I «riformisti» vi considerano grillini nel Pd.

Si abusa della definizione «riformisti». È una certa impostazione ad aver contribuito a far nascere il M5S perché ha ulteriormente indebolito la capacità della sinistra di farsi carico delle diseguaglianze sociali. E consegnato a classi dirigenti improvvisate l’interpretazione di un tema importante.

Conte dice che se vincerà cambierà la legge Cartabia. E voi con lui?

Il giustizialismo grillino è uno spin off del centrosinistra. Quando da responsabile giustizia del Pd proposi alcune riforme che andavano nella direzione della legge Cartabia, nel Pd mi fecero un processo. Molti opinionisti giustizialisti scrivevano nei giornali progressisti. Nell’esecrare il giustizialismo grillino c’è molta rimozione e autoassoluzione. Ricordo le richieste di dimissioni a ministri per intercettazioni pubblicate in modo abbastanza misterioso. Ma non mi nascondo che nel M5S ci sono ampie contraddizioni. La richiesta di modifiche alla legge Cartabia in alcuni casi era sensata. In altri, che non ho condiviso, era basata sull’utilizzo simbolico del diritto penale.

La riorganizzazione della sinistra Pd, che guarda anche fuori dal Pd, è un antipasto del prossimo congresso?

Tutti giorni è congresso, ormai la fluidità della politica non consente ore X. In una vicenda così drammatica come quella della pandemia, e così anomala come il governo Draghi, il congresso sono le sfide che un partito deve affrontare tutti i giorni.

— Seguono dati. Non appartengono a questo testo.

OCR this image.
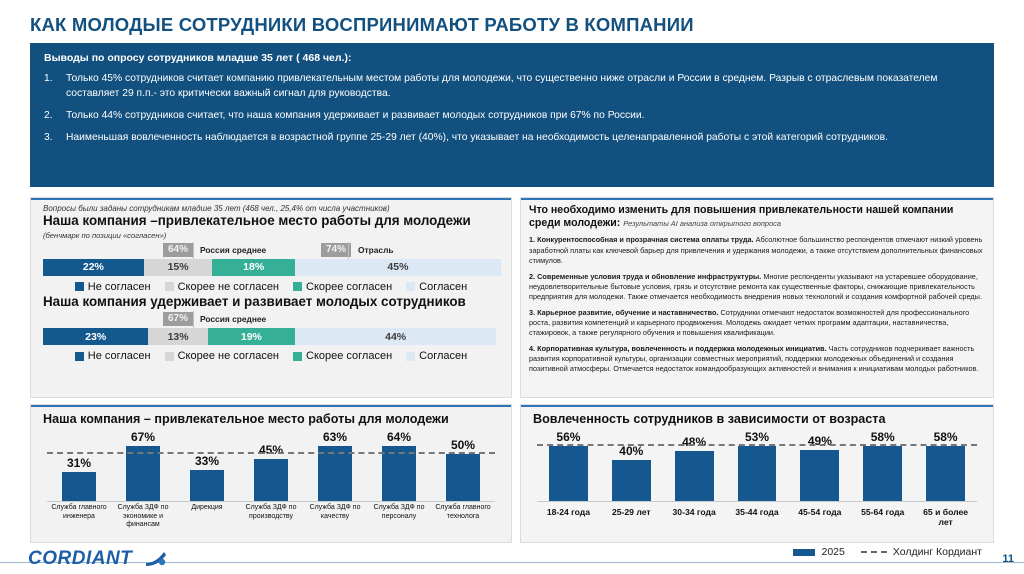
КАК МОЛОДЫЕ СОТРУДНИКИ ВОСПРИНИМАЮТ РАБОТУ В КОМПАНИИ
Выводы по опросу сотрудников младше 35 лет ( 468 чел.):
1.	Только 45% сотрудников считает компанию привлекательным местом работы для молодежи, что существенно ниже отрасли и России в среднем. Разрыв с отраслевым показателем составляет 29 п.п.- это критически важный сигнал для руководства.
2.	Только 44% сотрудников считает, что наша компания удерживает и развивает молодых сотрудников при 67% по России.
3.	Наименьшая вовлеченность наблюдается в возрастной группе 25-29 лет (40%), что указывает на необходимость целенаправленной работы с этой категорий сотрудников.
Вопросы были заданы сотрудникам младше 35 лет (468 чел., 25,4% от числа участников)
Наша компания –привлекательное место работы для молодежи
(бенчмарк по позиции «согласен»)
64%	Россия среднее	74%	Отрасль
22%	15%	18%	45%
Не согласен Скорее не согласен Скорее согласен Согласен
Наша компания удерживает и развивает молодых сотрудников
67%	Россия среднее
23%	13%	19%	44%
Не согласен Скорее не согласен Скорее согласен Согласен
Что необходимо изменить для повышения привлекательности нашей компании среди молодежи: Результаты AI анализа открытого вопроса
1. Конкурентоспособная и прозрачная система оплаты труда. Абсолютное большинство респондентов отмечают низкий уровень заработной платы как ключевой барьер для привлечения и удержания молодежи, а также отсутствием дополнительных финансовых стимулов.
2. Современные условия труда и обновление инфраструктуры. Многие респонденты указывают на устаревшее оборудование, неудовлетворительные бытовые условия, грязь и отсутствие ремонта как существенные факторы, снижающие привлекательность предприятия для молодежи. Также отмечается необходимость внедрения новых технологий и создания комфортной рабочей среды.
3. Карьерное развитие, обучение и наставничество. Сотрудники отмечают недостаток возможностей для профессионального роста, развития компетенций и карьерного продвижения. Молодежь ожидает четких программ адаптации, наставничества, стажировок, а также регулярного обучения и повышения квалификации.
4. Корпоративная культура, вовлеченность и поддержка молодежных инициатив. Часть сотрудников подчеркивает важность развития корпоративной культуры, организации совместных мероприятий, поддержки молодежных объединений и создания позитивной атмосферы. Отмечается недостаток командообразующих активностей и внимания к инициативам молодых работников.
Наша компания – привлекательное место работы для молодежи
31%
67%
33%
45%
63%	64%
50%
Служба главного инженера
Служба ЗДФ по экономике и финансам
Дирекция	Служба ЗДФ по производству
Служба ЗДФ по качеству
Служба ЗДФ по персоналу
Служба главного технолога
Вовлеченность сотрудников в зависимости от возраста
56%
40%
48%	53%	49%	58%	58%
18-24 года	25-29 лет	30-34 года	35-44 года	45-54 года	55-64 года	65 и более лет
CORDIANT	2025	Холдинг Кордиант
11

Stefano Bonaccini è il front man di Base riformista, se non già il candidato in pectore. Voi sceglierete un leader? Sarà lei?

Ora pensiamo a vincere alle amministrative. E non so se Bonaccini voglia fare l’alfiere di una linea alternativa a Letta, che io ho sostenuto e sostengo. Mi pare che legittimamente provi a dire la sua sul dibattito nazionale. Il problema di questi anni è stato quello di partire dalle leadership e non da cosa ci tiene realmente insieme. Così, prima nell’ottica dell’antiberlusconismo poi dell’antisalvinismo si sono tenute insieme ricette economiche e sociali molto distanti e giustapposte che hanno condannato il Pd spesso all’afasia su questo terreno. Se ripartiamo dalle leadership facciamo lo stesso errore. Il leader, o la leader, decidiamolo quando abbiamo definito qual è la nostra funzione, anche perché quando sarà il momento non potremo andare alla campagna elettorale solo dicendo che c’è il lupo Salvini. Dovremmo dire cosa pensiamo sulle pensioni, sul reddito di cittadinanza, sulle politiche industriali, sulla casa. Su questo si costruirà l’identità politica.